Paul Singer has landed in a once-in-a-cycle opportunity. When his hedge fund, Elliott Management, and private equity firm Vista Equity Partners agreed to acquire technology company Citrix Systems for $16.5 billion in January, leverage came easily and cheaply. Market conditions then turned, leaving the debt backing the Citrix deal languishing on banks’ balance sheets. Now, Elliott has bought a chunk of that debt at a knock-down price, potentially benefiting from the banks’ pain twice over.
For Bank of America, Credit Suisse and Goldman Sachs, selling the secured bonds at less than 84 cents on the dollar is deeply unpleasant. It will leave them with $700 million of losses, according to Reuters. When they originally agreed to finance the buyout, they had committed to charge interest no higher than a certain level, yet by the time they came to sell the debt to other investors, the market had moved against them. With the interest on the debt fixed, they had to sell the bonds at a discount.
That isn’t really Elliott’s problem. True, if the market were so bad that the banks couldn’t sell it at all Elliott wouldn’t be able to close its purchase of Citrix. That might be one reason the fund has stepped in to buy $1 billion of those bonds itself, according to Bloomberg.
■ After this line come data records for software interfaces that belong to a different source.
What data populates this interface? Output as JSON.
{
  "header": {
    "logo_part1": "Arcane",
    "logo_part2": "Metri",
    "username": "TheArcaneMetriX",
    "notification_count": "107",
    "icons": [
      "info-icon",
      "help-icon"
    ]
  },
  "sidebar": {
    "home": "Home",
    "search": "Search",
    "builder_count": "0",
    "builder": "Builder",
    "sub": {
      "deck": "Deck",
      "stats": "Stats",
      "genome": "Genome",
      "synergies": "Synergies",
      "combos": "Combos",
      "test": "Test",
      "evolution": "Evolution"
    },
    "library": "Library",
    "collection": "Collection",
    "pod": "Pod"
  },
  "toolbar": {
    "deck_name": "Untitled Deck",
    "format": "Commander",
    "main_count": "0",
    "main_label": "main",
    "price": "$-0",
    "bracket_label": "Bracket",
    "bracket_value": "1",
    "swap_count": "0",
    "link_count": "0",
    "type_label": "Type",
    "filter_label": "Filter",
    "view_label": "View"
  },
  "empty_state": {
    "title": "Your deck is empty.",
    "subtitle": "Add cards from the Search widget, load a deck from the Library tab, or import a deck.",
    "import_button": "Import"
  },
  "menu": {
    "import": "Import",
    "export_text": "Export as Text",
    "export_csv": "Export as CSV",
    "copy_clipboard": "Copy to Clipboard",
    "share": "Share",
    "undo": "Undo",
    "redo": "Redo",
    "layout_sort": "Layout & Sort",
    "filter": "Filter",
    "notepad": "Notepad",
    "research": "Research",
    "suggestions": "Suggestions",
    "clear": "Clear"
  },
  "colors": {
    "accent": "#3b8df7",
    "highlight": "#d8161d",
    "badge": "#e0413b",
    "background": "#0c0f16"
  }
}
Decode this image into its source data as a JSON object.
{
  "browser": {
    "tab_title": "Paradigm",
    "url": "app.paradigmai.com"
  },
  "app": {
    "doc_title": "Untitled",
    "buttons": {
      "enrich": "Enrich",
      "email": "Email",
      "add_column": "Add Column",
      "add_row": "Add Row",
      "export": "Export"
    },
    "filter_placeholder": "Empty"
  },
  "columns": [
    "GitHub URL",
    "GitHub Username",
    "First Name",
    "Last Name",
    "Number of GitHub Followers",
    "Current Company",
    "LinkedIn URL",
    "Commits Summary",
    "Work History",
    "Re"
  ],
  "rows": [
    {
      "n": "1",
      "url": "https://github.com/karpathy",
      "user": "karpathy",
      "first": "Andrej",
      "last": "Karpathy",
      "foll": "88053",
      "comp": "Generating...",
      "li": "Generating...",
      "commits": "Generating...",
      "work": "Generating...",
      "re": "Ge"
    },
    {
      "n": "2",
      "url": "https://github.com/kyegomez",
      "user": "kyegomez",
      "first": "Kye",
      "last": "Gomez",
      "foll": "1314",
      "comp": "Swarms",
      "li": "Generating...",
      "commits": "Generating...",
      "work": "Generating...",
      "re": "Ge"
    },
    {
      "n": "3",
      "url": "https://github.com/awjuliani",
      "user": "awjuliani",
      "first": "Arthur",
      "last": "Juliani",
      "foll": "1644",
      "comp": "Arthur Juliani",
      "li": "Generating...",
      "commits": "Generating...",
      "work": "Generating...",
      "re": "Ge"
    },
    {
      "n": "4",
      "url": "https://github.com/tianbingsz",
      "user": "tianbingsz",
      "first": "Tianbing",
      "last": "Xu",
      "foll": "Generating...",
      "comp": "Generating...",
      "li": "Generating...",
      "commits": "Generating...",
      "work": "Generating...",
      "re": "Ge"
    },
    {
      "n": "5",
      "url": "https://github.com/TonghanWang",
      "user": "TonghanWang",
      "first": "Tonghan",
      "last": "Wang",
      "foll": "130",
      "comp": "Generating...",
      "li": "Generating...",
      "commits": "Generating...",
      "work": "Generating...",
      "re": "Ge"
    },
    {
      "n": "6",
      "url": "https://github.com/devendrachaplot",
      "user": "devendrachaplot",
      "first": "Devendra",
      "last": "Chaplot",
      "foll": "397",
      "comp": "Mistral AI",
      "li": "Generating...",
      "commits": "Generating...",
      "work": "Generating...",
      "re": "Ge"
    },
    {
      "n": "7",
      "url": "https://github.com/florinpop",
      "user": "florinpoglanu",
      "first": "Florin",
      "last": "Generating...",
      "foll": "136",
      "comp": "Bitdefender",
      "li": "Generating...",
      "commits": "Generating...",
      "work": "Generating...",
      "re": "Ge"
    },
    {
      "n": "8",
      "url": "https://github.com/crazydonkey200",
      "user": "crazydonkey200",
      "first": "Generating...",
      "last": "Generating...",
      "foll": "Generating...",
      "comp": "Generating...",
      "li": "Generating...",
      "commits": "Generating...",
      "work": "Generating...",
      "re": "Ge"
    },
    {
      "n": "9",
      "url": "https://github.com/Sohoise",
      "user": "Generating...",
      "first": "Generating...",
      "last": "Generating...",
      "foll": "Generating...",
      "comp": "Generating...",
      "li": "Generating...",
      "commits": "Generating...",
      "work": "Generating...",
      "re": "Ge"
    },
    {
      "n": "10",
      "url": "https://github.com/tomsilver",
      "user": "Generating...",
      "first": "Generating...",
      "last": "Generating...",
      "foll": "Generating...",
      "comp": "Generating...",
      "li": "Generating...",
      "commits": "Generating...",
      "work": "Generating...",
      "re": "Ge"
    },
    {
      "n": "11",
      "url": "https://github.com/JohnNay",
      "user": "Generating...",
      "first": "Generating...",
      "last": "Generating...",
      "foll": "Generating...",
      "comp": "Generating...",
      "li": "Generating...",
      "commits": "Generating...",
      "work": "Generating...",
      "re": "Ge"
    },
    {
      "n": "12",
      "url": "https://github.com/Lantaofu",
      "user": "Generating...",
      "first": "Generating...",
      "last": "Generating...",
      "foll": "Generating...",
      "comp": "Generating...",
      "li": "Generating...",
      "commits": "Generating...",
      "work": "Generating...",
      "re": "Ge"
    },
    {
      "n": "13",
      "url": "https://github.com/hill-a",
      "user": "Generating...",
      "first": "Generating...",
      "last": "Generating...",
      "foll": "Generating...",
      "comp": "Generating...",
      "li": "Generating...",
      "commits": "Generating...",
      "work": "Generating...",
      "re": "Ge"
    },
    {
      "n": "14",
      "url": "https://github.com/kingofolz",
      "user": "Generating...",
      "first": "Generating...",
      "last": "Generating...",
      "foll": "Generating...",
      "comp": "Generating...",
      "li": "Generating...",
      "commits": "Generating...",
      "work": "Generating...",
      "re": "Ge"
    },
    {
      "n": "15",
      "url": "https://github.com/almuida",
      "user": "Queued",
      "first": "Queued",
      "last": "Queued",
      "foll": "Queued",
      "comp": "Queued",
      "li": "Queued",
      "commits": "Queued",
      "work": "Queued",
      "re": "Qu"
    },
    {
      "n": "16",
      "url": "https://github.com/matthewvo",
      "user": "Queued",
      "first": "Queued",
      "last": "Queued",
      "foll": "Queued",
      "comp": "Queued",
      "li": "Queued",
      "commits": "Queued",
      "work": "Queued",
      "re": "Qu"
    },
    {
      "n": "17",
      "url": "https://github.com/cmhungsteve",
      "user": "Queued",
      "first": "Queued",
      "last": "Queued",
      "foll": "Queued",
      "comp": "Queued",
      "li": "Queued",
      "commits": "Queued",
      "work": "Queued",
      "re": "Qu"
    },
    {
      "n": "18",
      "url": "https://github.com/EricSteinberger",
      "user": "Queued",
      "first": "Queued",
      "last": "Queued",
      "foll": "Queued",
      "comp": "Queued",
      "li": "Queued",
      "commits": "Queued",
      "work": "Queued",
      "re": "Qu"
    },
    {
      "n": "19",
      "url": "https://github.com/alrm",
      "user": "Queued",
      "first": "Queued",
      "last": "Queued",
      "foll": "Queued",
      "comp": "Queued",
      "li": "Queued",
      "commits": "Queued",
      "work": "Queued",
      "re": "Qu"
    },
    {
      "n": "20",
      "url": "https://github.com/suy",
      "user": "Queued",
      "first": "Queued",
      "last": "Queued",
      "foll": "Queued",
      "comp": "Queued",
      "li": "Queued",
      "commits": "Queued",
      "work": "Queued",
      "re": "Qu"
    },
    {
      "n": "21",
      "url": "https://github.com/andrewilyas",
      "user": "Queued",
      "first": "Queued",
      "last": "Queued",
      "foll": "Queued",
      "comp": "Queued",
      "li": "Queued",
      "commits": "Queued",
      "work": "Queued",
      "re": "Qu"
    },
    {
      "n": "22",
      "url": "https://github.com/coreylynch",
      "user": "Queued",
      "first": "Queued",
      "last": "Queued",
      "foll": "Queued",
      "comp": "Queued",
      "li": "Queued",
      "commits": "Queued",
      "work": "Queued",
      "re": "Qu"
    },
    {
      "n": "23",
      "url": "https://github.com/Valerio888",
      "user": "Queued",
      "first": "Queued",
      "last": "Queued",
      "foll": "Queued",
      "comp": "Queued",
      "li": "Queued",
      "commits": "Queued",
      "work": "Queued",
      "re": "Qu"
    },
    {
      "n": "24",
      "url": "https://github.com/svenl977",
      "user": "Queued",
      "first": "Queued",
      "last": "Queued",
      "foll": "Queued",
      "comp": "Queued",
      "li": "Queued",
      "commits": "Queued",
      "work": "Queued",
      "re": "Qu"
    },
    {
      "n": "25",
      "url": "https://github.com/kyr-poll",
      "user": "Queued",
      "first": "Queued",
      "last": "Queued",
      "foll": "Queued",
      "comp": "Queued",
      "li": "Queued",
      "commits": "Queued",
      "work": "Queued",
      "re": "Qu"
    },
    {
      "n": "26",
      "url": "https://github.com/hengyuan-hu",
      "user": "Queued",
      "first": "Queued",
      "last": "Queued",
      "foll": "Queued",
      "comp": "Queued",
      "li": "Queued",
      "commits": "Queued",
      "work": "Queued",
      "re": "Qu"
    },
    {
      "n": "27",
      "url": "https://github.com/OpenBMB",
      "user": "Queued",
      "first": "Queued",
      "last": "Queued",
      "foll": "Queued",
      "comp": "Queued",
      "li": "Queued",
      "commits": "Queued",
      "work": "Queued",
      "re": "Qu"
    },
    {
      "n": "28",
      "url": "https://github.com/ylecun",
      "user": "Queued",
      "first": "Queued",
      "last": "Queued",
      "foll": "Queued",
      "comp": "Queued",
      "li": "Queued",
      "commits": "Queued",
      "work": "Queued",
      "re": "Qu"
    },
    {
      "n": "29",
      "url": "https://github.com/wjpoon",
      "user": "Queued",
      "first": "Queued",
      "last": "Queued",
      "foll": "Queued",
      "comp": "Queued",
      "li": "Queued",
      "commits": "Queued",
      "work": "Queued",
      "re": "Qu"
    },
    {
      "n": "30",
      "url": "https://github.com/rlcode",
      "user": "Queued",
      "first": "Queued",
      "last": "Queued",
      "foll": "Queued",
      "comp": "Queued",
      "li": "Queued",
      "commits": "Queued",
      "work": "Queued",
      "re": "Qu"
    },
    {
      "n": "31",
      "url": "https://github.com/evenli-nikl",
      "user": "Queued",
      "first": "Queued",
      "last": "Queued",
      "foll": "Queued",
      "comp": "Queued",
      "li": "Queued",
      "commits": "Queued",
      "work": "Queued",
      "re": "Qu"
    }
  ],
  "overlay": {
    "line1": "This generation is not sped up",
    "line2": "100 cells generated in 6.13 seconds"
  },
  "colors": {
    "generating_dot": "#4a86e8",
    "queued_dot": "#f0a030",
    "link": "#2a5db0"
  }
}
Also attractive is that discount, though. Elliott has the advantage of making all of its investments out of a single fund, which means that owning Citrix debt and equity doesn’t create a conflict among its different investors if Citrix gets into financial distress later and has to be restructured. Big asset managers like Blackstone or Apollo Global Management, in contrast, have separate credit and equity funds that answer to separate investors, and could end up at odds with each other if things go bad.
The banks will be pleased to get shot of a burden on their balance sheets. They can now direct their lending firepower elsewhere, in an environment where rates are higher, and chalk Citrix up as a case of bad timing. Elliott, meanwhile, has now had a good deal from the Wall Street firms both as a borrower and then as a lender. Singer has turned one lemon into two glasses of lemonade.